As a creative lynchpin, Totti is accustomed to being fouled, niggled, kicked, taunted and pushed. “Lately it’s a bit less actually,” he says, matter of factly. “I don’t know why. There seems to be more respect from opponents and officials.” Does it annoy him that spectators underestimate just how much physical battering he takes? “It’s not only me; it’s like that for all the technical players.”
Luca Valdiserri, the Rome-based sports writer with Il Corriere della Sera newspaper has a different explanation. “It’s because in Luciano Spalletti’s formation he is playing closer to goal, where defenders are more careful about clattering someone.”
But it’s not only the technical abilities that have endeared Totti to the Roma fans. Born and bred in the capital, he has spent his entire career in the red-and-yellow jersey, beginning in the junior sides. “He is a symbol not only for Roma the club, but of Rome the city,” says Valdiserri. “The fact that he stayed loyal means so much to Romans, who feel disliked by people from other parts of Italy.” It is the equivalent of Maradona remaining with Boca Juniors, or Zidane staying forever at Bordeaux. Only Gigi Riva at Cagliari in the 1960s and 1970s can compare to Totti’s home-town loyalty.
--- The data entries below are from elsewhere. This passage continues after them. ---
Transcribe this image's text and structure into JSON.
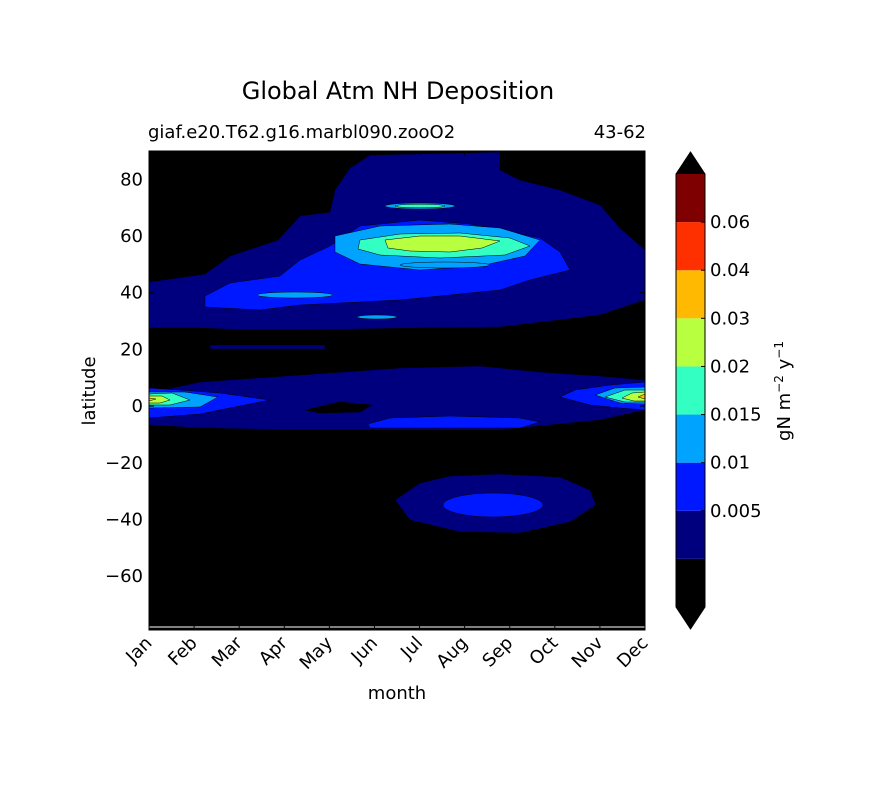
{
  "chart_data": {
    "type": "heatmap",
    "title": "Global Atm NH Deposition",
    "subtitle_left": "giaf.e20.T62.g16.marbl090.zooO2",
    "subtitle_right": "43-62",
    "xlabel": "month",
    "ylabel": "latitude",
    "x_ticks": [
      "Jan",
      "Feb",
      "Mar",
      "Apr",
      "May",
      "Jun",
      "Jul",
      "Aug",
      "Sep",
      "Oct",
      "Nov",
      "Dec"
    ],
    "y_ticks": [
      80,
      60,
      40,
      20,
      0,
      -20,
      -40,
      -60
    ],
    "y_tick_labels": [
      "80",
      "60",
      "40",
      "20",
      "0",
      "−20",
      "−40",
      "−60"
    ],
    "ylim": [
      -79,
      90
    ],
    "colorbar": {
      "label_main": "gN m",
      "label_sup1": "−2",
      "label_mid": " y",
      "label_sup2": "−1",
      "tick_labels": [
        "0.005",
        "0.01",
        "0.015",
        "0.02",
        "0.03",
        "0.04",
        "0.06"
      ],
      "levels": [
        0,
        0.0025,
        0.005,
        0.01,
        0.015,
        0.02,
        0.03,
        0.04,
        0.06,
        0.07
      ],
      "colors": [
        "#000000",
        "#00007f",
        "#0018ff",
        "#00a4ff",
        "#33ffc3",
        "#b7ff3f",
        "#ffb900",
        "#ff3000",
        "#7f0000"
      ],
      "extend": "both"
    }
  }
}
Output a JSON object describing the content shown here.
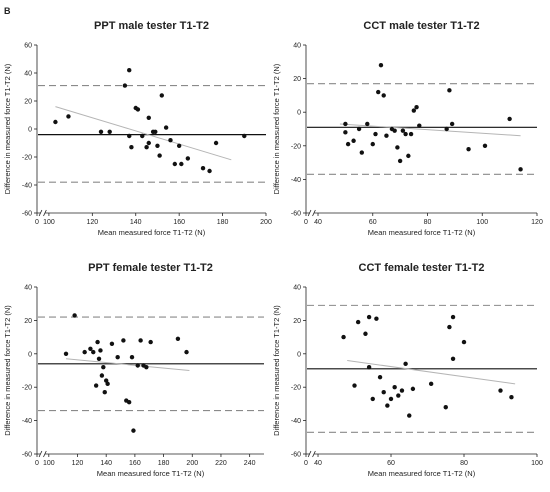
{
  "figure": {
    "panel_letter": "B"
  },
  "chart_data": [
    {
      "type": "scatter",
      "title": "PPT male tester T1-T2",
      "xlabel": "Mean measured force T1-T2 (N)",
      "ylabel": "Difference in measured force T1-T2 (N)",
      "xlim": [
        0,
        200
      ],
      "x_axis_break": true,
      "xticks": [
        0,
        100,
        120,
        140,
        160,
        180,
        200
      ],
      "ylim": [
        -60,
        60
      ],
      "yticks": [
        -60,
        -40,
        -20,
        0,
        20,
        40,
        60
      ],
      "mean_difference": -4,
      "limits_of_agreement": [
        31,
        -38
      ],
      "regression_line": {
        "x": [
          103,
          184
        ],
        "y": [
          16,
          -22
        ]
      },
      "points": [
        {
          "x": 103,
          "y": 5
        },
        {
          "x": 109,
          "y": 9
        },
        {
          "x": 124,
          "y": -2
        },
        {
          "x": 128,
          "y": -2
        },
        {
          "x": 135,
          "y": 31
        },
        {
          "x": 137,
          "y": 42
        },
        {
          "x": 137,
          "y": -5
        },
        {
          "x": 138,
          "y": -13
        },
        {
          "x": 140,
          "y": 15
        },
        {
          "x": 141,
          "y": 14
        },
        {
          "x": 143,
          "y": -5
        },
        {
          "x": 145,
          "y": -13
        },
        {
          "x": 146,
          "y": -10
        },
        {
          "x": 146,
          "y": 8
        },
        {
          "x": 148,
          "y": -2
        },
        {
          "x": 149,
          "y": -2
        },
        {
          "x": 150,
          "y": -12
        },
        {
          "x": 151,
          "y": -19
        },
        {
          "x": 152,
          "y": 24
        },
        {
          "x": 154,
          "y": 1
        },
        {
          "x": 156,
          "y": -8
        },
        {
          "x": 158,
          "y": -25
        },
        {
          "x": 160,
          "y": -12
        },
        {
          "x": 161,
          "y": -25
        },
        {
          "x": 164,
          "y": -21
        },
        {
          "x": 171,
          "y": -28
        },
        {
          "x": 174,
          "y": -30
        },
        {
          "x": 177,
          "y": -10
        },
        {
          "x": 190,
          "y": -5
        }
      ]
    },
    {
      "type": "scatter",
      "title": "CCT male tester T1-T2",
      "xlabel": "Mean measured force T1-T2 (N)",
      "ylabel": "Difference in measured force T1-T2 (N)",
      "xlim": [
        0,
        120
      ],
      "x_axis_break": true,
      "xticks": [
        0,
        40,
        60,
        80,
        100,
        120
      ],
      "ylim": [
        -60,
        40
      ],
      "yticks": [
        -60,
        -40,
        -20,
        0,
        20,
        40
      ],
      "mean_difference": -9,
      "limits_of_agreement": [
        17,
        -37
      ],
      "regression_line": {
        "x": [
          48,
          114
        ],
        "y": [
          -7,
          -14
        ]
      },
      "points": [
        {
          "x": 50,
          "y": -7
        },
        {
          "x": 50,
          "y": -12
        },
        {
          "x": 51,
          "y": -19
        },
        {
          "x": 53,
          "y": -17
        },
        {
          "x": 55,
          "y": -10
        },
        {
          "x": 56,
          "y": -24
        },
        {
          "x": 58,
          "y": -7
        },
        {
          "x": 60,
          "y": -19
        },
        {
          "x": 61,
          "y": -13
        },
        {
          "x": 62,
          "y": 12
        },
        {
          "x": 63,
          "y": 28
        },
        {
          "x": 64,
          "y": 10
        },
        {
          "x": 65,
          "y": -14
        },
        {
          "x": 67,
          "y": -10
        },
        {
          "x": 68,
          "y": -11
        },
        {
          "x": 69,
          "y": -21
        },
        {
          "x": 70,
          "y": -29
        },
        {
          "x": 71,
          "y": -11
        },
        {
          "x": 72,
          "y": -13
        },
        {
          "x": 73,
          "y": -26
        },
        {
          "x": 74,
          "y": -13
        },
        {
          "x": 75,
          "y": 1
        },
        {
          "x": 76,
          "y": 3
        },
        {
          "x": 77,
          "y": -8
        },
        {
          "x": 87,
          "y": -10
        },
        {
          "x": 88,
          "y": 13
        },
        {
          "x": 89,
          "y": -7
        },
        {
          "x": 95,
          "y": -22
        },
        {
          "x": 101,
          "y": -20
        },
        {
          "x": 110,
          "y": -4
        },
        {
          "x": 114,
          "y": -34
        }
      ]
    },
    {
      "type": "scatter",
      "title": "PPT female tester T1-T2",
      "xlabel": "Mean measured force T1-T2 (N)",
      "ylabel": "Difference in measured force T1-T2 (N)",
      "xlim": [
        0,
        250
      ],
      "x_axis_break": true,
      "xticks": [
        0,
        100,
        120,
        140,
        160,
        180,
        200,
        220,
        240
      ],
      "ylim": [
        -60,
        40
      ],
      "yticks": [
        -60,
        -40,
        -20,
        0,
        20,
        40
      ],
      "mean_difference": -6,
      "limits_of_agreement": [
        22,
        -34
      ],
      "regression_line": {
        "x": [
          112,
          198
        ],
        "y": [
          -3,
          -10
        ]
      },
      "points": [
        {
          "x": 112,
          "y": 0
        },
        {
          "x": 118,
          "y": 23
        },
        {
          "x": 125,
          "y": 1
        },
        {
          "x": 129,
          "y": 3
        },
        {
          "x": 131,
          "y": 1
        },
        {
          "x": 133,
          "y": -19
        },
        {
          "x": 134,
          "y": 7
        },
        {
          "x": 135,
          "y": -3
        },
        {
          "x": 136,
          "y": 2
        },
        {
          "x": 137,
          "y": -13
        },
        {
          "x": 138,
          "y": -8
        },
        {
          "x": 139,
          "y": -23
        },
        {
          "x": 140,
          "y": -16
        },
        {
          "x": 141,
          "y": -18
        },
        {
          "x": 144,
          "y": 6
        },
        {
          "x": 148,
          "y": -2
        },
        {
          "x": 152,
          "y": 8
        },
        {
          "x": 154,
          "y": -28
        },
        {
          "x": 156,
          "y": -29
        },
        {
          "x": 158,
          "y": -2
        },
        {
          "x": 159,
          "y": -46
        },
        {
          "x": 162,
          "y": -7
        },
        {
          "x": 164,
          "y": 8
        },
        {
          "x": 166,
          "y": -7
        },
        {
          "x": 168,
          "y": -8
        },
        {
          "x": 171,
          "y": 7
        },
        {
          "x": 190,
          "y": 9
        },
        {
          "x": 196,
          "y": 1
        }
      ]
    },
    {
      "type": "scatter",
      "title": "CCT female tester T1-T2",
      "xlabel": "Mean measured force T1-T2 (N)",
      "ylabel": "Difference in measured force T1-T2 (N)",
      "xlim": [
        0,
        100
      ],
      "x_axis_break": true,
      "xticks": [
        0,
        40,
        60,
        80,
        100
      ],
      "ylim": [
        -60,
        40
      ],
      "yticks": [
        -60,
        -40,
        -20,
        0,
        20,
        40
      ],
      "mean_difference": -9,
      "limits_of_agreement": [
        29,
        -47
      ],
      "regression_line": {
        "x": [
          48,
          94
        ],
        "y": [
          -4,
          -18
        ]
      },
      "points": [
        {
          "x": 47,
          "y": 10
        },
        {
          "x": 50,
          "y": -19
        },
        {
          "x": 51,
          "y": 19
        },
        {
          "x": 53,
          "y": 12
        },
        {
          "x": 54,
          "y": -8
        },
        {
          "x": 54,
          "y": 22
        },
        {
          "x": 55,
          "y": -27
        },
        {
          "x": 56,
          "y": 21
        },
        {
          "x": 57,
          "y": -14
        },
        {
          "x": 58,
          "y": -23
        },
        {
          "x": 59,
          "y": -31
        },
        {
          "x": 60,
          "y": -27
        },
        {
          "x": 61,
          "y": -20
        },
        {
          "x": 62,
          "y": -25
        },
        {
          "x": 63,
          "y": -22
        },
        {
          "x": 64,
          "y": -6
        },
        {
          "x": 65,
          "y": -37
        },
        {
          "x": 66,
          "y": -21
        },
        {
          "x": 71,
          "y": -18
        },
        {
          "x": 75,
          "y": -32
        },
        {
          "x": 76,
          "y": 16
        },
        {
          "x": 77,
          "y": 22
        },
        {
          "x": 77,
          "y": -3
        },
        {
          "x": 80,
          "y": 7
        },
        {
          "x": 90,
          "y": -22
        },
        {
          "x": 93,
          "y": -26
        }
      ]
    }
  ]
}
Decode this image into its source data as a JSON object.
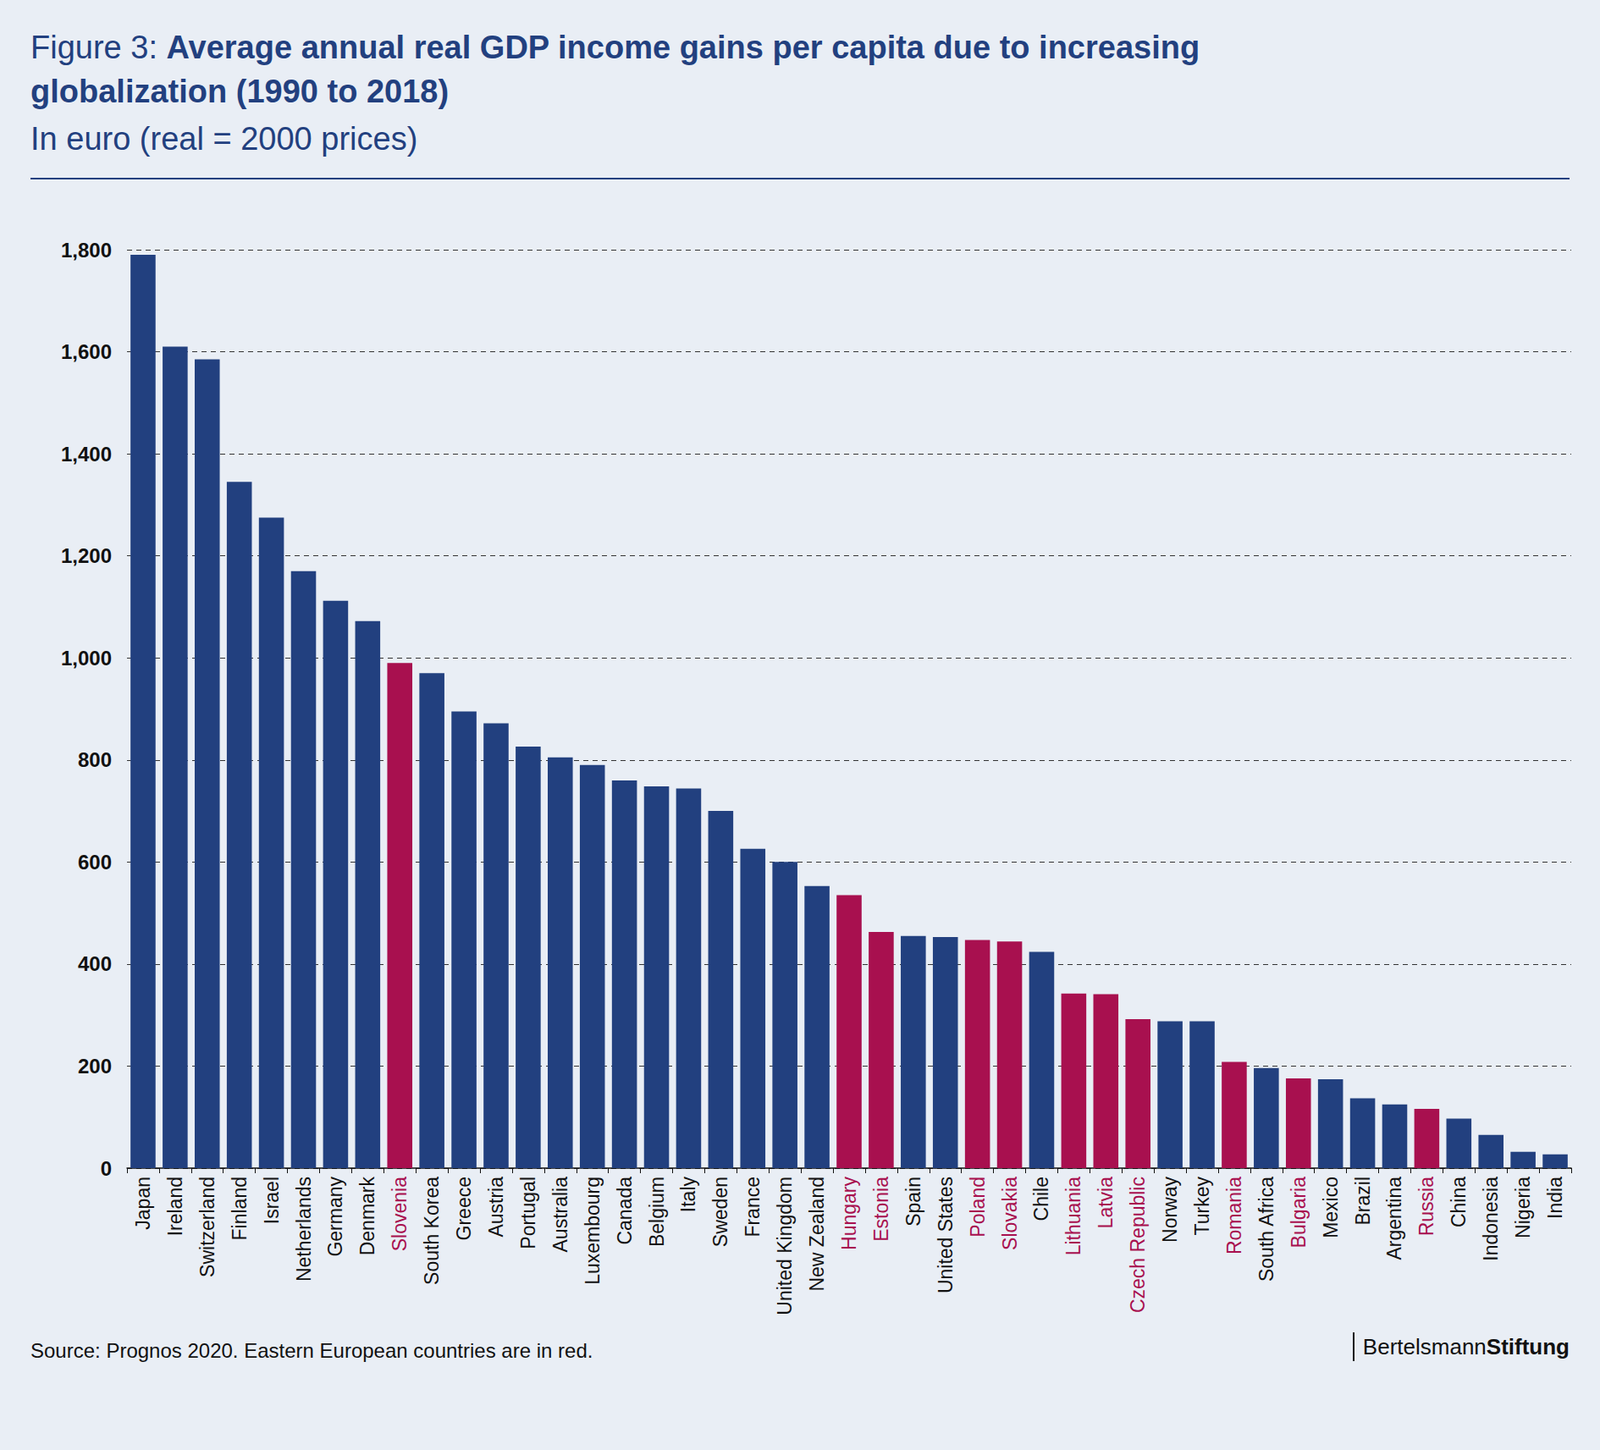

Huge transfers, to Madrid, Milan or Torino, have been repeatedly offered. And spurned. “If I had to choose another league, then Spain is where I’d feel best,” he admits. “English football is based on physicality, that’s what strikes me. To be honest, I don’t like it much. Certainly it’s different,” he laughs, “it’s interesting, like a rollercoaster.” His loyalty has cost him. Players at bigger clubs can count on half-a-dozen Champions League appearances each season. “That experience massively improves a player,” says Valdiserri. “Totti has missed out on that, which in many ways explains his performances with Italy. He has never been poor, but people have never seen the same Totti with the Azzurri that they see with Roma.”
In return for his loyalty, the fair-haired local lad from the ordinary family – parents Fiorella and Enzo had clerical jobs in the public sector – in the working-class neighborhood of San Giovanni, has become more than just a popular footballer. “He’s part of Roma, like the mayor, but more popular than the real mayor, Walter Veltroni,” declares Stefano, the loquacious taxi driver working the Trigoria run. “Totti is Totti. We call him Il Re, the King of Rome.”
Totti’s accent, the almost abrasive directness, the sheer physicality of a typical in-your-face Roman, has given him a unique image of a rough diamond defiantly lacking the finesse of some of Italy’s northern idols. It is no coincidence that his best mate in the Azzurri squad is southern boy Rhino Gattuso. When asked what he would have been if not a footballer, Totti shoots back unhesitatingly: “Petrol-pump attendant.” There’s not a flicker of humour in his chiseled face and, after an awkward silence, it’s clear he’s not joking.
He is now at an age when many of his contemporaries are contemplating retirement or loss of form. There is no hint that Totti is thinking of anything but games, goals and trophies – though not, despite persistent demands, for Italy at present. His splendid form this season suggests that his best is yet to come. But then his game has always been about speed of thought, not speed of foot, and a sense that football, as a spectacle, requires melodrama and magic. Watching Totti run a Roma performance like that afternoon in Genoa remains one of the game’s greatest pleasures. It’s easy to see why Trapattoni once dubbed him the “Van Gogh” of Italian football, even suggesting he could do things that his old team-mate Gianni Rivera couldn’t.
The door on to the patio bursts open for a second time and this time Spalletti himself steps out, tapping his wrist to indicate the time. “He has to be the footballer now,” says Spalletti. It’s said with a charming smile, but is a sideswipe at how his star’s celebrity status can obstruct the simple work of football. The king of Rome hesitates momentarily, then jumps up, shakes hands and walks quickly back to work.